What I Learned Building Co-op Translator MCP

I recently added a Model Context Protocol server to Co-op Translator.

Co-op Translator started as a CLI-first tool for translating Markdown files, Jupyter notebooks, and text inside images. The CLI is still the most natural interface when a person wants to translate a repository from a terminal.

But agents see tools differently.

When an agent such as Codex or Claude Code works with a project, it does not only run one big command and walk away. It reads context, chooses a smaller action, checks the result, and then decides the next step. That pushed me to rethink the shape of the Co-op Translator APIs before exposing them through MCP.

A CLI can hide complexity

A CLI command is allowed to do many things at once:

translate -l "ko" -md -nb -img

That command can discover files, translate content, choose output paths, rewrite links, update metadata, and clean up old translated assets. For a human, that is convenient.

For an agent-facing API, the same convenience can become ambiguity.

If one tool translates text, rewrites paths, writes files, and updates metadata at the same time, the agent has a harder time understanding which part of the workflow succeeded and which part should happen next.

So I separated the lower-level responsibilities:

translate_markdown_content(document, language_code, options)
rewrite_markdown_paths(content, source_path, target_path, policy)
run_translation(...)

One API translates Markdown content. Another rewrites links after the caller knows the source and target paths. A project-level API still orchestrates the full repository workflow, similar to the CLI.

That separation made the MCP server much easier to reason about.

MCP tools need safer defaults

An MCP server is not just a thin wrapper around existing functions.

The tools are model-controlled by the host application, so the defaults matter. A repository translation can create or update many files. That is not something an agent should do silently.

For that reason, repository translation through MCP starts as a dry run. A write requires explicit confirmation:

{
  "language_codes": "ko",
  "root_dir": ".",
  "markdown": true,
  "dry_run": true
}

This was one of the clearest lessons from the work: agent-facing APIs need guardrails as much as capabilities. The better default is the one that lets the agent inspect, explain, and ask before changing the workspace.

Agent-assisted translation felt like the right fit

The most interesting part was agent-assisted translation.

In the provider-backed flow, Co-op Translator calls Azure OpenAI or OpenAI directly.

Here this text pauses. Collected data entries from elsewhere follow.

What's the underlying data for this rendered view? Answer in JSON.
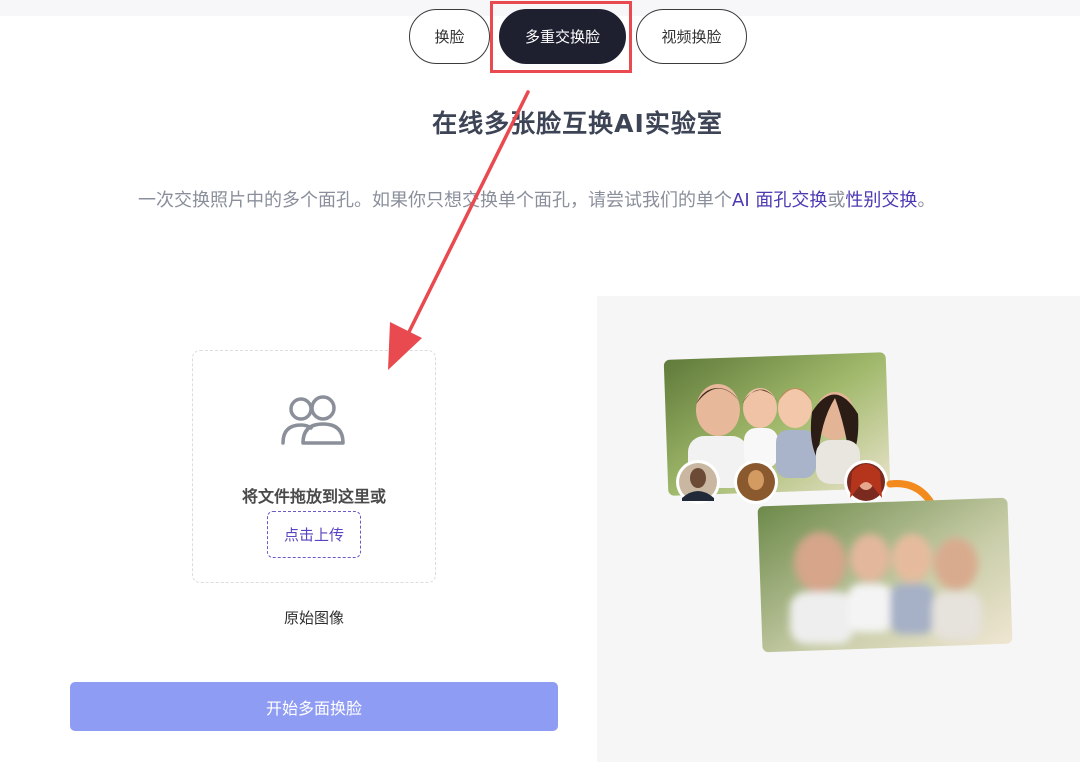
{
  "tabs": [
    {
      "label": "换脸"
    },
    {
      "label": "多重交换脸"
    },
    {
      "label": "视频换脸"
    }
  ],
  "active_tab": "多重交换脸",
  "title": "在线多张脸互换AI实验室",
  "subtitle": {
    "prefix": "一次交换照片中的多个面孔。如果你只想交换单个面孔，请尝试我们的单个",
    "link1": "AI 面孔交换",
    "middle": "或",
    "link2": "性别交换",
    "suffix": "。"
  },
  "upload": {
    "drop_text": "将文件拖放到这里或",
    "button_label": "点击上传",
    "caption": "原始图像"
  },
  "start_button_label": "开始多面换脸",
  "colors": {
    "active_tab_bg": "#1e2030",
    "highlight": "#e84a4f",
    "link": "#4b3ab3",
    "start_button": "#8f9cf4",
    "orange_arrow": "#f28a1e"
  }
}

That is useful for production pipelines and repeatable automation.

But in an MCP environment, the host agent already has a model. For Markdown and notebooks, Co-op Translator does not always need to call another LLM provider. It can prepare the work, protect the structure, and let the host agent translate the chunks.

The flow looks like this:

1. start_markdown_agent_translation
2. the host agent translates the returned chunks
3. finish_markdown_agent_translation

Co-op Translator handles chunking, code placeholder preservation, frontmatter reconstruction, notebook Markdown cell replacement, and post-translation normalization. The host agent performs the actual translation.

That means a user can ask:

Translate this Markdown file to Korean with Co-op Translator MCP.
Use agent-assisted mode.
Keep Markdown formatting, code blocks, and links intact.

The agent can call the MCP tools, translate the prepared chunks with its own model, and return reconstructed Markdown.

This felt like a better division of labor. The agent is good at language. Co-op Translator is responsible for the translation workflow around the language.

Image translation is different

Markdown and notebooks can use the agent-assisted path because the content is already textual.

Images are different.

Image translation needs OCR, bounding boxes, and layout-aware rendering. The system has to know where text appears inside the image and how to draw translated text back into the visual layout.

So image translation remains provider-backed. It still needs Azure AI Vision for text extraction and layout information.

That distinction is important to document clearly. MCP support does not mean every workflow becomes keyless. It means each workflow can choose the right execution model.

The main lesson

The biggest lesson was simple:

Agent-facing APIs need clearer boundaries than human-facing CLIs.

A human-facing CLI should optimize for convenience. An agent-facing API should optimize for composability, predictability, and safe defaults.

Good MCP tools are not only about exposing functions. They are about exposing the right workflow surfaces so an agent can make progress without guessing.

That is what Co-op Translator MCP tries to do: keep the full CLI-style project workflow available, while also giving agents smaller tools for Markdown, notebooks, images, path rewriting, review, and configuration inspection.

It changed how I think about productizing developer tools for agents. The tool is no longer only something a person runs. It becomes part of another reasoning loop.